Auch sprach sich Scheele gegen eine „Rückabwicklung“ der sogenannten Arbeitsmarktreformen aus. Er machte damit deutlich, wie die Leistungsgewährung aussehen sollte, nämlich so, dass er den Druck auf die Menschen ohne bezahlte Arbeit erhöht und sie, wo eben möglich, aus dem Leistungsbezug herausdrängt.

Auch hielt er eine Erhöhung des Hartz-IV-Regelsatzes auf monatlich 600 Euro für nicht zielführend, weil er bezweifelte, dass „jemand mit 600 Euro deutlich zufriedener wäre. Wer sorgenlos leben möchte, der muss sich berappeln und möglichst gut entlohnte Arbeit finden“.

Im Sommer 2022 löste SPD-Mitglied Andrea Nahles Detlef Scheele als Vorstandsvorsitzende der Bundesagentur ab.

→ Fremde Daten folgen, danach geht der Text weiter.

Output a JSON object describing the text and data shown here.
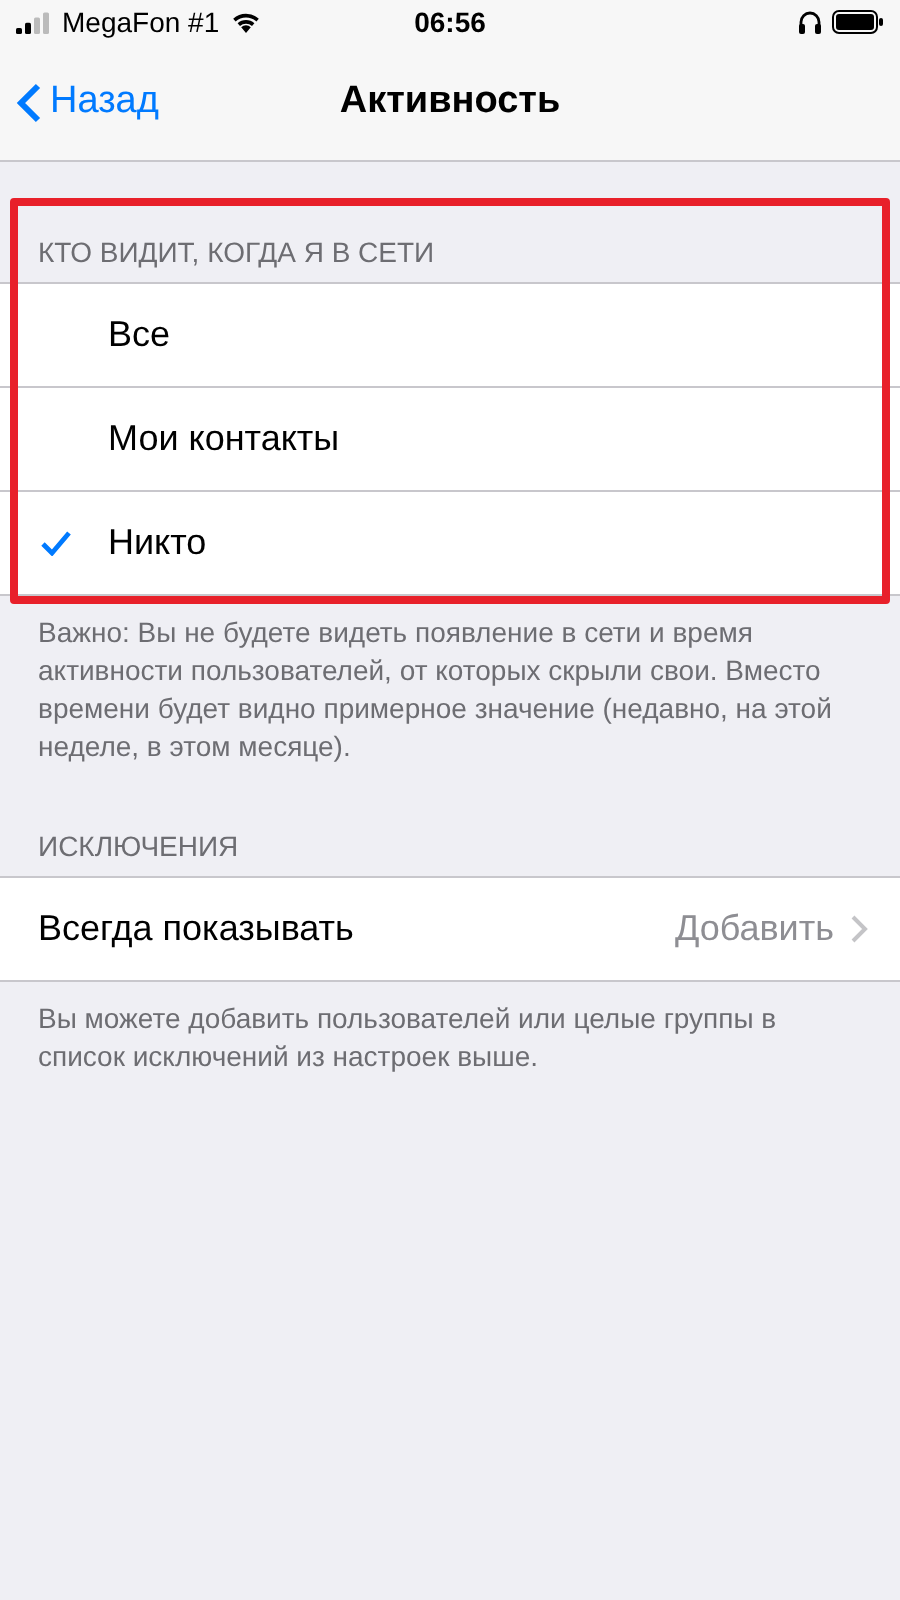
{
  "status_bar": {
    "carrier": "MegaFon #1",
    "time": "06:56"
  },
  "nav": {
    "back": "Назад",
    "title": "Активность"
  },
  "sections": [
    {
      "header": "КТО ВИДИТ, КОГДА Я В СЕТИ",
      "highlighted": true,
      "kind": "choice",
      "items": [
        {
          "label": "Все",
          "selected": false
        },
        {
          "label": "Мои контакты",
          "selected": false
        },
        {
          "label": "Никто",
          "selected": true
        }
      ],
      "footer": "Важно: Вы не будете видеть появление в сети и время активности пользователей, от которых скрыли свои. Вместо времени будет видно примерное значение (недавно, на этой неделе, в этом месяце)."
    },
    {
      "header": "ИСКЛЮЧЕНИЯ",
      "highlighted": false,
      "kind": "link",
      "items": [
        {
          "label": "Всегда показывать",
          "value": "Добавить"
        }
      ],
      "footer": "Вы можете добавить пользователей или целые группы в список исключений из настроек выше."
    }
  ]
}
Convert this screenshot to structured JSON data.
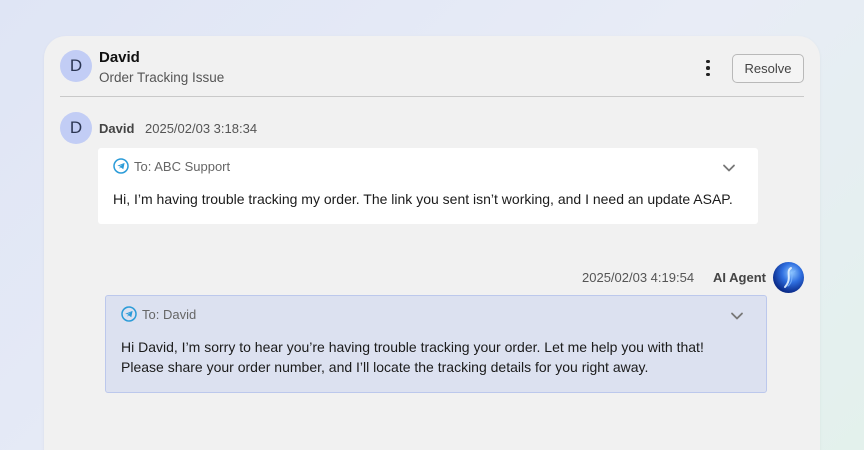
{
  "header": {
    "avatar_letter": "D",
    "name": "David",
    "subject": "Order Tracking Issue",
    "resolve_label": "Resolve"
  },
  "messages": [
    {
      "avatar_letter": "D",
      "sender": "David",
      "timestamp": "2025/02/03 3:18:34",
      "to": "To: ABC Support",
      "body": "Hi, I’m having trouble tracking my order. The link you sent isn’t working, and I need an update ASAP."
    },
    {
      "sender": "AI Agent",
      "timestamp": "2025/02/03 4:19:54",
      "to": "To: David",
      "body_line1": "Hi David, I’m sorry to hear you’re having trouble tracking your order. Let me help you with that!",
      "body_line2": "Please share your order number, and I’ll locate the tracking details for you right away."
    }
  ],
  "icons": {
    "send": "telegram-send-icon",
    "chevron": "chevron-down-icon",
    "menu": "kebab-menu-icon"
  },
  "colors": {
    "accent_blue": "#2a9bd8",
    "agent_card_bg": "#dce1f0",
    "avatar_bg": "#c2cdf5"
  }
}
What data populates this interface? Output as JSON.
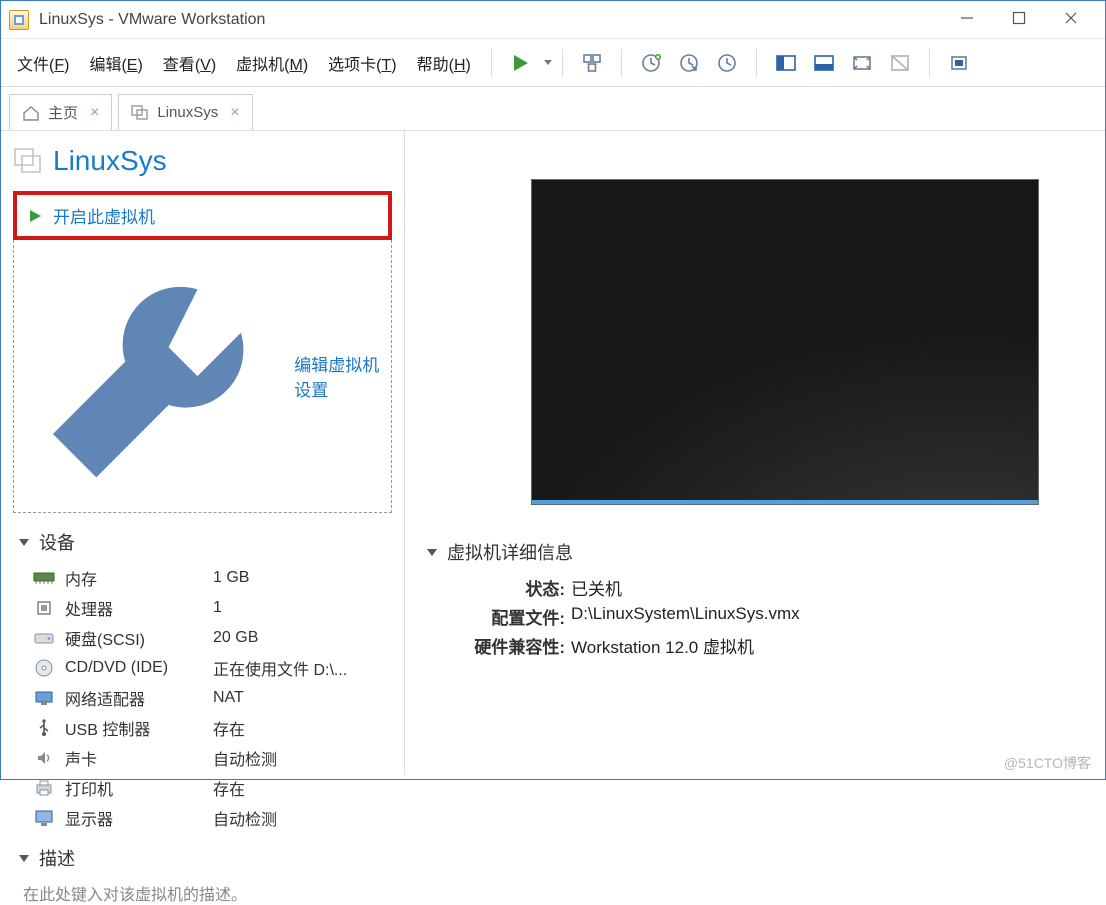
{
  "window": {
    "title": "LinuxSys - VMware Workstation"
  },
  "menu": {
    "items": [
      {
        "label": "文件",
        "mnemonic": "F"
      },
      {
        "label": "编辑",
        "mnemonic": "E"
      },
      {
        "label": "查看",
        "mnemonic": "V"
      },
      {
        "label": "虚拟机",
        "mnemonic": "M"
      },
      {
        "label": "选项卡",
        "mnemonic": "T"
      },
      {
        "label": "帮助",
        "mnemonic": "H"
      }
    ]
  },
  "tabs": {
    "home": {
      "label": "主页"
    },
    "active": {
      "label": "LinuxSys"
    }
  },
  "vm": {
    "name": "LinuxSys",
    "actions": {
      "power_on": "开启此虚拟机",
      "edit_settings": "编辑虚拟机设置"
    }
  },
  "devices": {
    "section_title": "设备",
    "rows": [
      {
        "icon": "memory-icon",
        "label": "内存",
        "value": "1 GB"
      },
      {
        "icon": "cpu-icon",
        "label": "处理器",
        "value": "1"
      },
      {
        "icon": "disk-icon",
        "label": "硬盘(SCSI)",
        "value": "20 GB"
      },
      {
        "icon": "cd-icon",
        "label": "CD/DVD (IDE)",
        "value": "正在使用文件 D:\\..."
      },
      {
        "icon": "nic-icon",
        "label": "网络适配器",
        "value": "NAT"
      },
      {
        "icon": "usb-icon",
        "label": "USB 控制器",
        "value": "存在"
      },
      {
        "icon": "sound-icon",
        "label": "声卡",
        "value": "自动检测"
      },
      {
        "icon": "printer-icon",
        "label": "打印机",
        "value": "存在"
      },
      {
        "icon": "display-icon",
        "label": "显示器",
        "value": "自动检测"
      }
    ]
  },
  "description": {
    "section_title": "描述",
    "placeholder": "在此处键入对该虚拟机的描述。"
  },
  "details": {
    "section_title": "虚拟机详细信息",
    "rows": [
      {
        "label": "状态:",
        "value": "已关机"
      },
      {
        "label": "配置文件:",
        "value": "D:\\LinuxSystem\\LinuxSys.vmx"
      },
      {
        "label": "硬件兼容性:",
        "value": "Workstation 12.0 虚拟机"
      }
    ]
  },
  "watermark": "@51CTO博客"
}
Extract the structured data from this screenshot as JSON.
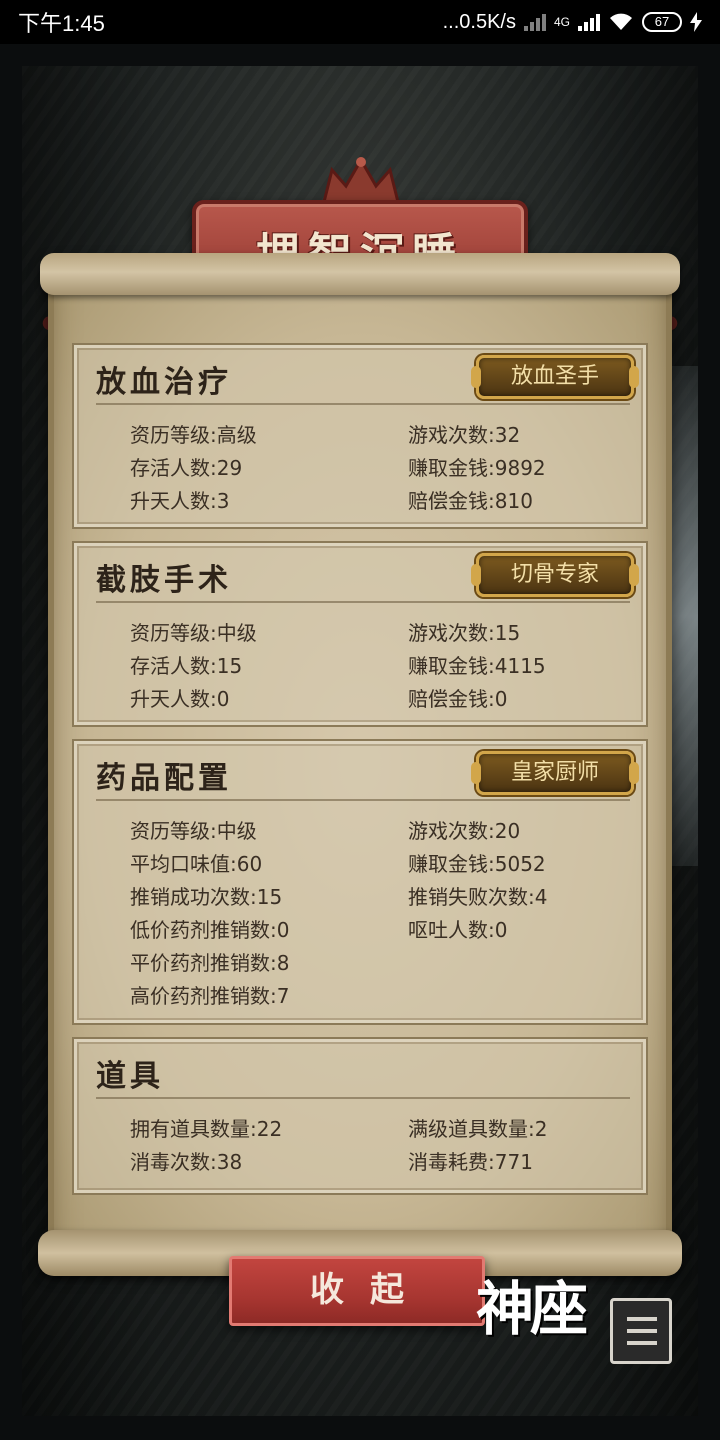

Der Verwaltungsrat der BA hatte im April 2022 Nahles als neue Vorstandsvorsitzende nominiert, nachdem die Unternehmensvertreter im Verwaltungsrat der BA ihren zunächst geäußerten Widerstand gegen die SPD-Politikerin aufgegeben hatten. Dies war mehr eine Showhaltung, waren sie doch mit Nahles Bilanz als Ministerin in Sachen Gewerkschaften und Arbeitsrecht recht zufrieden. Immerhin war es Andrea Nahles, die beispielsweise mit dem Tarifeinheitsgesetz eherne Gesetze der SPD verletzt und sich dabei an der Tarifautonomie und dem Streikrecht versündigt hatte. Die Unternehmensvertreter lobten ihren Gesetzesvorschlag zu Leiharbeit und Werkverträgen ausdrücklich und waren auch vom „Rentenkompromiss“ sehr angetan.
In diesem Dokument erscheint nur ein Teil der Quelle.